Here's the precise definition, straight from the docs:

Ultracode is a Claude Code setting rather than a model effort level: it sends xhigh to the model and additionally has Claude orchestrate dynamic workflows for substantive tasks. It applies to the current session only.

Two things are worth pinning down immediately.

First, there is no effort level called "ultra." The actual ladder is low, medium, high, xhigh, max. Ultracode sits on top of that ladder as a setting: it pushes the model to xhigh reasoning and adds automatic workflow orchestration. Because it depends on xhigh, it only shows up in the /effort menu on models that support that level, currently Fable 5, Opus 4.8, and Opus 4.7. (Opus 4.6 and Sonnet 4.6 top out at high/max with no xhigh, so no ultracode there.)

Second, "orchestrate dynamic workflows" is the load-bearing phrase. With ultracode on, Claude doesn't wait for you to ask for parallelism:

With it on, Claude plans a workflow for each substantive task instead of waiting for you to ask.

A single request can even fan into several workflows in a row: one to understand the code, one to make the change, one to verify it.

When and why to reach for it

Ultracode earns its keep when a task outgrows what one conversation can coordinate, or when you want the orchestration codified as a re-runnable script. The canonical examples from the docs:

  • A codebase-wide bug sweep across hundreds of files.
  • A large migration (think 500 files) where the same transform applies everywhere.
  • A research question whose sources have to be cross-checked against each other.
  • A hard plan worth drafting from several independent angles before you commit.

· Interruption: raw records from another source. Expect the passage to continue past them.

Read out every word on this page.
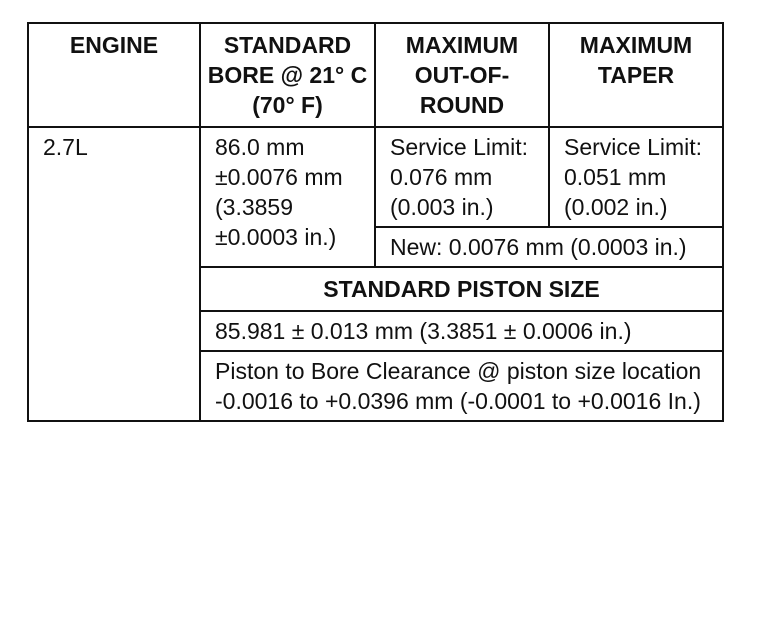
ENGINE	STANDARD BORE @ 21° C (70° F)	MAXIMUM OUT-OF-ROUND	MAXIMUM TAPER
2.7L	86.0 mm ±0.0076 mm (3.3859 ±0.0003 in.)	Service Limit: 0.076 mm (0.003 in.)	Service Limit: 0.051 mm (0.002 in.)
		New: 0.0076 mm (0.0003 in.)	
	STANDARD PISTON SIZE		
	85.981 ± 0.013 mm (3.3851 ± 0.0006 in.)		
	Piston to Bore Clearance @ piston size location -0.0016 to +0.0396 mm (-0.0001 to +0.0016 In.)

The "why" is more interesting than just "it runs more agents." Workflows let Claude apply repeatable quality patterns a single pass can't. Independent agents can adversarially review each other's findings before they're reported. A plan can be drafted from multiple angles and weighed. The result isn't just faster, it's more trustworthy, because something checked it.

A useful framing from secondary coverage: ultracode earns its cost when the price of missing something exceeds the compute. A security audit where one missed finding is expensive is a perfect fit. Renaming a variable is not.

How it works under the hood

This is where dynamic workflows get genuinely clever. A dynamic workflow is a JavaScript program Claude writes on the fly to coordinate subagents. The runtime executes that script in the background while your chat session stays responsive.

The key architectural move:

A workflow moves the plan into code. With subagents, skills, and agent teams, Claude is the orchestrator... and every result lands in a context window. A workflow script holds the loop, the branching, and the intermediate results itself, so Claude's context holds only the final answer.

That's the whole trick. In a normal turn-by-turn agent pattern, every subagent result flows back into Claude's context window, so you hit the context ceiling fast. In a workflow, the loop, the branching, and all the intermediate results live in script variables outside the context window. Only the final answer returns to the conversation. That's why a workflow can coordinate dozens or hundreds of agents without running out of room.

And the economics are nicer than you'd expect: the coordinating JavaScript spends zero model tokens, because it's plain deterministic code the runtime executes, not the model. Tokens are spent inside the agent() calls, the workers that actually do the reading, writing, and reasoning.

A few practical mechanics worth knowing:

  • Subagents are the worker primitive. Each runs with its own context window and a focused, isolated goal, which mitigates the "agentic laziness" and goal drift that creep in the longer Claude works in one long context.
  • The script itself has no filesystem or shell access. Agents do the reading, writing, and running; the script only coordinates them.
  • Limits: up to 16 concurrent agents (fewer on machines with limited CPU cores), and a lifetime cap of 1,000 agents total per run as a runaway backstop.
  • Runs are resumable within the same session (completed agents return cached results), and every run's script is written to a file under ~/.claude/projects/ so you can read, diff, edit, or relaunch it. Exit Claude Code, though, and the workflow restarts fresh next session.

How to turn it on

There are exactly two activation paths, and the difference matters — especially for your token bill.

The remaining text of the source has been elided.